Au jardin des tuileries

Publié le par soleildebrousse

C'est du vieux texte... mais je n'ai rien dans la calebasse en ce moment.. juste des vertiges....

Mais comme y a plein de gens nouveaux qui passent me dire bonjour... voilà.. je secoue mon petit placard...



Ça arrive comme ça…

Ça arrive comme ça -  un jour -, alors qu'elle se trouve toute seule dans un café. C'est l'automne cette année-là et elle n'attend plus rien ni personne. Il fait presque froid et la seule chaleur qu'elle ressent est celle un peu étouffante du café plein du bruit des soucoupes qu'on entrechoque ou de celui, strident, des percolateurs.

Les carnets sont remplis, les placards, eux, restent quasiment vides depuis des semaines. Elle pense se remettre à boire. Elle n'aime pas ça, mais elle sait que ça deviendra vite une habitude, puis à force « indépendamment de sa volonté », un besoin vital. Elle a l'expérience. Elle connaît parfaitement les vertus de ce mal qui essaie pitoyablement d'en cacher un autre.
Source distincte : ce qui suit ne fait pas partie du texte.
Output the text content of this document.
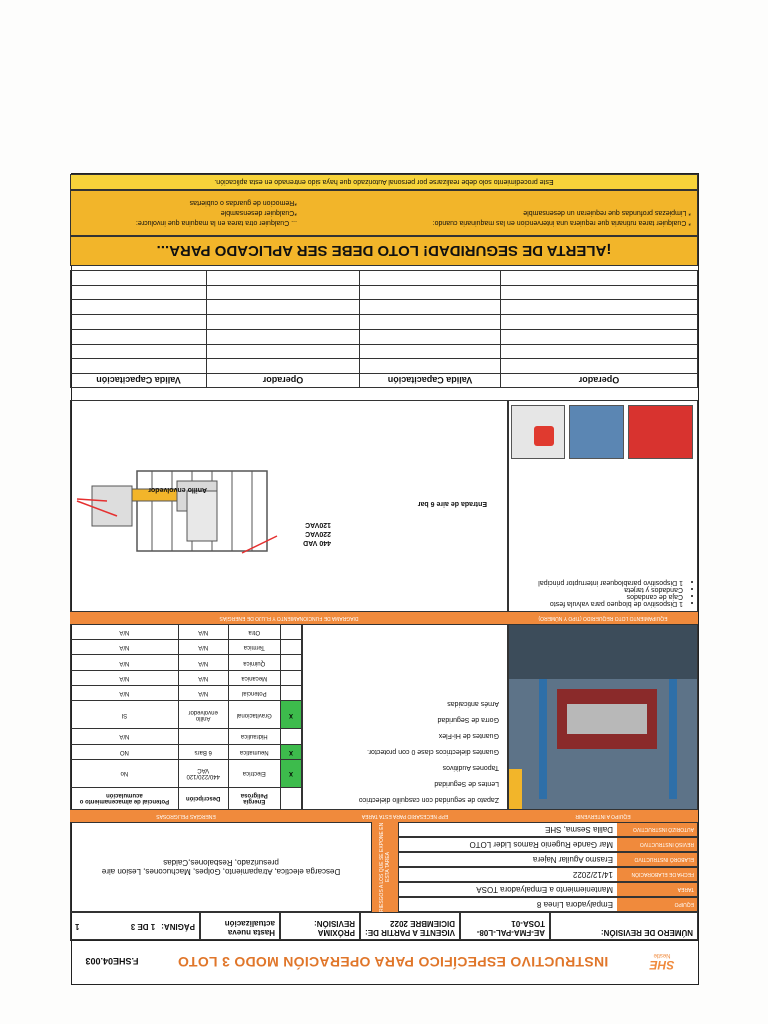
SHE
Nestle
INSTRUCTIVO ESPECÍFICO PARA OPERACIÓN MODO 3 LOTO
F.SHE04.003
NÚMERO DE REVISIÓN:
AE-FMA-PAL-L08-TOSA-01
VIGENTE A PARTIR DE:
DICIEMBRE 2022
PRÓXIMA REVISIÓN:
Hasta nueva actualización
PÁGINA:
1 DE 3
1
EQUIPO
Empalyadora Línea 8
TAREA
Manteniemiento a Empalyadora TOSA
FECHA DE ELABORACIÓN
14/12/2022
ELABORÓ INSTRUCTIVO
Erasmo Aguilar Najera
REVISÓ INSTRUCTIVO
Mar Gande Rugenio Ramos Lider LOTO
AUTORIZÓ INSTRUCTIVO
Dalila Sesma, SHE
RIESGOS A LOS QUE SE EXPONE EN ESTA TAREA
Descarga electica, Atrapamiento, Golpes, Machucones, Lesion aire presurizado, Resbalones,Caidas
EQUIPO A INTERVENIR
EPP NECESARIO PARA ESTA TAREA
ENERGÍAS PELIGROSAS
Zapato de seguridad con casquillo dielectrico
Lentes de Seguridad
Tapones Auditivos
Guantes dielectricos clase 0 con protector.
Guantes de Hi-Flex
Gorra de Seguridad
Arnés anticaidas
	Energía Peligrosa	Descripción	Potencial de almacenamiento o acumulación
X	Electrica	440/220/120 VAC	No
X	Neumatica	6 Bars	NO
	Hidraulica		N/A
X	Gravitacional	Anillo envolvedor	SI
	Potencial	N/A	N/A
	Mecanica	N/A	N/A
	Quimica	N/A	N/A
	Termica	N/A	N/A
	Otra	N/A	N/A
EQUIPAMIENTO LOTO REQUERIDO (TIPO Y NÚMERO)
DIAGRAMA DE FUNCIONAMIENTO Y FLUJO DE ENERGÍAS
• 1 Dispositivo de bloqueo para valvula festo
• Caja de candados
• Candados y tarjeta
• 1 Dispositivo parabloquear interruptor principal
Anillo envolvedor
Entrada de aire 6 bar
440 VAD
220VAC
120VAC
Operador	Valida Capacitación	Operador	Valida Capacitación

¡ALERTA DE SEGURIDAD! LOTO DEBE SER APLICADO PARA...
* Cualquier tarea rutinaria que requiera una intervencion en las maquinaria cuando:
* Limpiezas profundas que requieran un desensamble
... Cualquier otra tarea en la maquina que involucre:
*Cualquier desensamble
*Remocion de guardas o cubiertas
Este procedimiento solo debe realizarse por personal Autorizado que haya sido entrenado en esta aplicación.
Pourtant, elle hésite encore.

Ça fait longtemps qu'elle ne se regarde plus dans les miroirs, de toute façon les derniers temps, elle ne s'y trouvait plus. A quoi bon. L'oeil n'y discernait que des rais de lumière et d'argent. Un avenir de diagonales sans aucun sens. Son corps est fatigué, elle sait son temps compté. Elle est presque vieille.

Plongée dans sa rêverie, elle n'a rien vu.
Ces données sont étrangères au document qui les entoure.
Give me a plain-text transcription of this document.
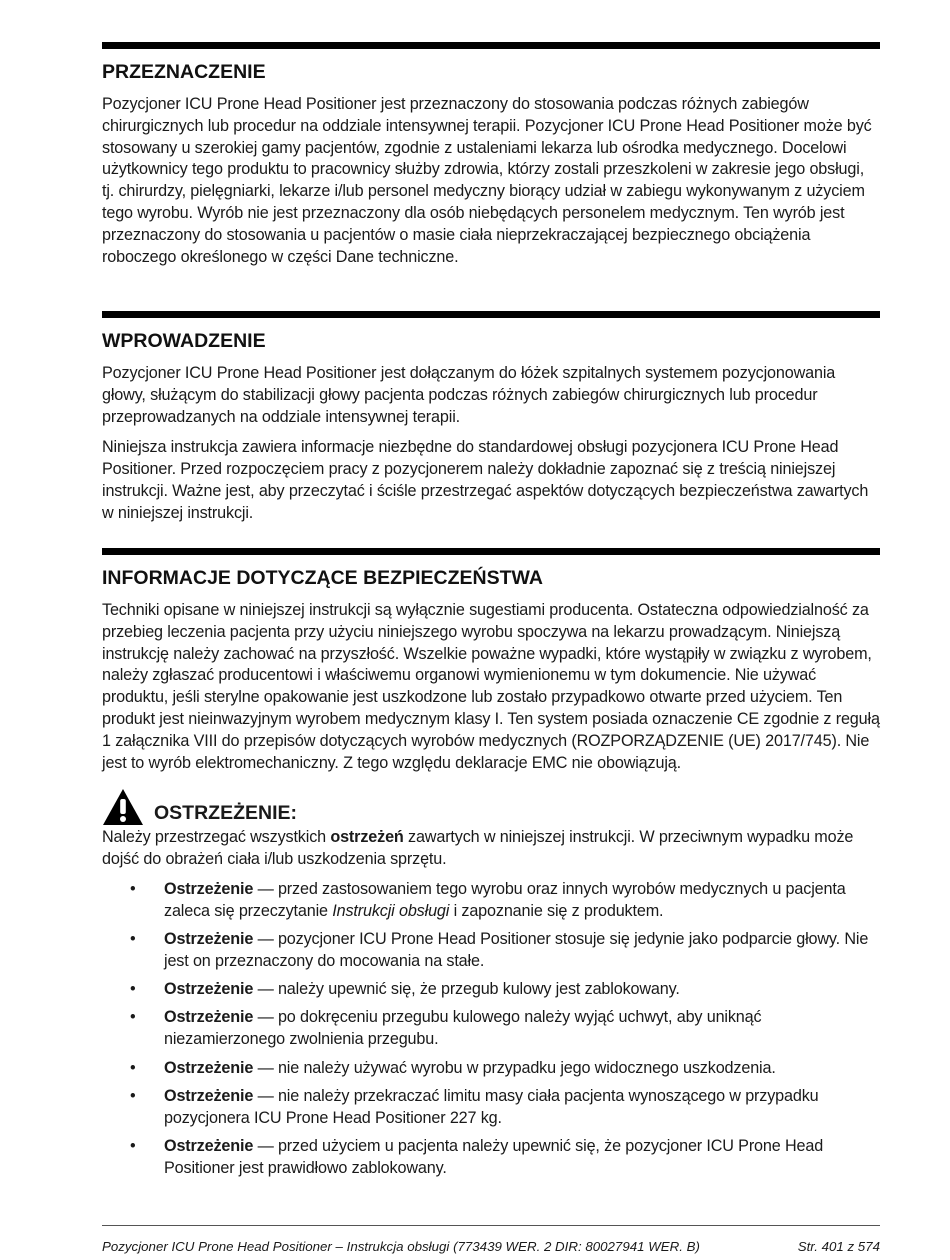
PRZEZNACZENIE

Pozycjoner ICU Prone Head Positioner jest przeznaczony do stosowania podczas różnych zabiegów chirurgicznych lub procedur na oddziale intensywnej terapii. Pozycjoner ICU Prone Head Positioner może być stosowany u szerokiej gamy pacjentów, zgodnie z ustaleniami lekarza lub ośrodka medycznego. Docelowi użytkownicy tego produktu to pracownicy służby zdrowia, którzy zostali przeszkoleni w zakresie jego obsługi, tj. chirurdzy, pielęgniarki, lekarze i/lub personel medyczny biorący udział w zabiegu wykonywanym z użyciem tego wyrobu. Wyrób nie jest przeznaczony dla osób niebędących personelem medycznym. Ten wyrób jest przeznaczony do stosowania u pacjentów o masie ciała nieprzekraczającej bezpiecznego obciążenia roboczego określonego w części Dane techniczne.

WPROWADZENIE

Pozycjoner ICU Prone Head Positioner jest dołączanym do łóżek szpitalnych systemem pozycjonowania głowy, służącym do stabilizacji głowy pacjenta podczas różnych zabiegów chirurgicznych lub procedur przeprowadzanych na oddziale intensywnej terapii.

Niniejsza instrukcja zawiera informacje niezbędne do standardowej obsługi pozycjonera ICU Prone Head Positioner. Przed rozpoczęciem pracy z pozycjonerem należy dokładnie zapoznać się z treścią niniejszej instrukcji. Ważne jest, aby przeczytać i ściśle przestrzegać aspektów dotyczących bezpieczeństwa zawartych w niniejszej instrukcji.

INFORMACJE DOTYCZĄCE BEZPIECZEŃSTWA

Techniki opisane w niniejszej instrukcji są wyłącznie sugestiami producenta. Ostateczna odpowiedzialność za przebieg leczenia pacjenta przy użyciu niniejszego wyrobu spoczywa na lekarzu prowadzącym. Niniejszą instrukcję należy zachować na przyszłość. Wszelkie poważne wypadki, które wystąpiły w związku z wyrobem, należy zgłaszać producentowi i właściwemu organowi wymienionemu w tym dokumencie. Nie używać produktu, jeśli sterylne opakowanie jest uszkodzone lub zostało przypadkowo otwarte przed użyciem. Ten produkt jest nieinwazyjnym wyrobem medycznym klasy I. Ten system posiada oznaczenie CE zgodnie z regułą 1 załącznika VIII do przepisów dotyczących wyrobów medycznych (ROZPORZĄDZENIE (UE) 2017/745). Nie jest to wyrób elektromechaniczny. Z tego względu deklaracje EMC nie obowiązują.

OSTRZEŻENIE:

Należy przestrzegać wszystkich ostrzeżeń zawartych w niniejszej instrukcji. W przeciwnym wypadku może dojść do obrażeń ciała i/lub uszkodzenia sprzętu.

• Ostrzeżenie — przed zastosowaniem tego wyrobu oraz innych wyrobów medycznych u pacjenta zaleca się przeczytanie Instrukcji obsługi i zapoznanie się z produktem.
• Ostrzeżenie — pozycjoner ICU Prone Head Positioner stosuje się jedynie jako podparcie głowy. Nie jest on przeznaczony do mocowania na stałe.
• Ostrzeżenie — należy upewnić się, że przegub kulowy jest zablokowany.
• Ostrzeżenie — po dokręceniu przegubu kulowego należy wyjąć uchwyt, aby uniknąć niezamierzonego zwolnienia przegubu.
• Ostrzeżenie — nie należy używać wyrobu w przypadku jego widocznego uszkodzenia.
• Ostrzeżenie — nie należy przekraczać limitu masy ciała pacjenta wynoszącego w przypadku pozycjonera ICU Prone Head Positioner 227 kg.
• Ostrzeżenie — przed użyciem u pacjenta należy upewnić się, że pozycjoner ICU Prone Head Positioner jest prawidłowo zablokowany.
Pozycjoner ICU Prone Head Positioner – Instrukcja obsługi (773439 WER. 2 DIR: 80027941 WER. B)	Str. 401 z 574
Il s'est assis en face d'elle et maintenant se saisit de ses mains. Elle l'entend qui lui dit à voix basse et d'un seul trait des choses qu'elle ne distingue pas très bien. 

Il l'aime. Comme ça, follement, et ce, depuis la première fois qu'il s'est trouvé face à elle. Il ne sait même pas pourquoi. Il ne comprend pas. Il ne cherche plus à s’expliquer. Elle l'obsède. Il la veut. De toutes ses forces.

Au-dehors, un voile de brume se déchire. Elle tourne son visage vers la voix et découvre un très jeune homme. Elle se demande qui est celui qui veut s'emparer d'elle, comme ça, en trois mots.

Je vous aime.

Audace insoutenable de ce qu'elle n'a plus depuis longtemps – la jeunesse.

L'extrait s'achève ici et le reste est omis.